In a Chinese phase III trial (PROFIT) reported in Journal of Clinical Oncology, Zhou et al found that mixed-formulation fosrolapitant/palonosetron (HR20013) plus dexamethasone was noninferior to individually dosed fosrolapitant plus palonosetron plus dexamethasone in preventing chemotherapy-induced nausea and vomiting in patients who receive cisplatin-based highly emetogenic chemotherapy.
Study Details
In the multicenter trial, 750 chemotherapy-naive patients were randomly assigned to receive HR20013 on day 1 (n = 373) or fosrolapitant plus palonosetron on day 1 (n = 377) before each cycle of cisplatin-based highly-emetic chemotherapy (two cycles in total), together with oral dexamethasone (days 1–4). The primary outcome measure was overall (0–120 hours) complete response (no vomiting/no rescue therapy) rate in cycle 1. A key secondary outcome measure was complete response rate at the beyond delayed phase (120–168 hours) in cycle 1.
Key Findings
The overall complete response rate in cycle 1 was 77.7% in the HR20013 plus dexamethasone group and 78.2% in the fosrolapitant plus palonosetron plus dexamethasone group (difference = –0.9%, 95% confidence interval = –6.7% to 5.0%, P < .01 for noninferiority). Complete response rates at the beyond delayed phase in cycle 1 were 90.3% vs 86.5% (P = .11).
In cycle 2, the HR20013 plus dexamethasone group had greater proportions of patients reporting no impact on daily life at the delayed (24–120 hours) and beyond delayed phases compared with the fosrolapitant plus palonosetron plus dexamethasone group.
Treatment-related adverse events of any grade occurred in 35.7% of patients during cycle 1 and 42.1% during the entire study in the HR20013 plus dexamethasone group and in 38.2% and 44.0%, respectively, in the fosrolapitant plus palonosetron plus dexamethasone group.
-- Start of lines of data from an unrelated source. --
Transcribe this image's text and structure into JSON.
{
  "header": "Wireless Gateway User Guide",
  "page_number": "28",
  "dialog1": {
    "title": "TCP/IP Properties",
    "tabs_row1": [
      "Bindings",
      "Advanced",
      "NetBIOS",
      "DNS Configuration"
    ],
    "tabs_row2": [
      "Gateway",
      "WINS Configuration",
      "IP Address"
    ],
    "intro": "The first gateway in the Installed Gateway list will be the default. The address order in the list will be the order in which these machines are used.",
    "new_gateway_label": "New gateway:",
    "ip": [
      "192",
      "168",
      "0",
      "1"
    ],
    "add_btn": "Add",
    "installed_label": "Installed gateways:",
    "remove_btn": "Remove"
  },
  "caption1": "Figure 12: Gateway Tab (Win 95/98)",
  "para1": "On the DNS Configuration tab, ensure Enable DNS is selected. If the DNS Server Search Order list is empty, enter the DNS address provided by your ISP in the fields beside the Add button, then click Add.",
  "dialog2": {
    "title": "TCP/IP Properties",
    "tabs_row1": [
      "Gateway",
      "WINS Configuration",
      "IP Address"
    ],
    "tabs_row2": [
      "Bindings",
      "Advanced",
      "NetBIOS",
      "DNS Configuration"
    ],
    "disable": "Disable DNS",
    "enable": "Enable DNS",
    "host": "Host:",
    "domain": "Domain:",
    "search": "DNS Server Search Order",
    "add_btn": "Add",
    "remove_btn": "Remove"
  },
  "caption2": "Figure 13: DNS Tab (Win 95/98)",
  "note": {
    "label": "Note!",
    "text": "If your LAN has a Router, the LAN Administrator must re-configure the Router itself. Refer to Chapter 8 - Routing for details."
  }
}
The investigators concluded: “HR20013 [plus dexamethasone] was noninferior to [fosrolapitant plus palonosetron plus dexamethasone] for preventing [highly emetogenic chemotherapy–induced nausea and vomiting] and well tolerated, with the potential to reduce the impact of [chemotherapy-induced nausea and vomiting] on daily life.”
Li Zhang, MD, of Sun Yat-sen University Cancer, Guangdong, Collaborative Innovation Center for Cancer Medicine, Guangzhou, is the corresponding author for the Journal of Clinical Oncology article.
Disclosures: The study was supported by Fujian Shengdi Pharmaceutical Co, Ltd. For full disclosures of all study authors, visit the Journal of Clinical Oncology.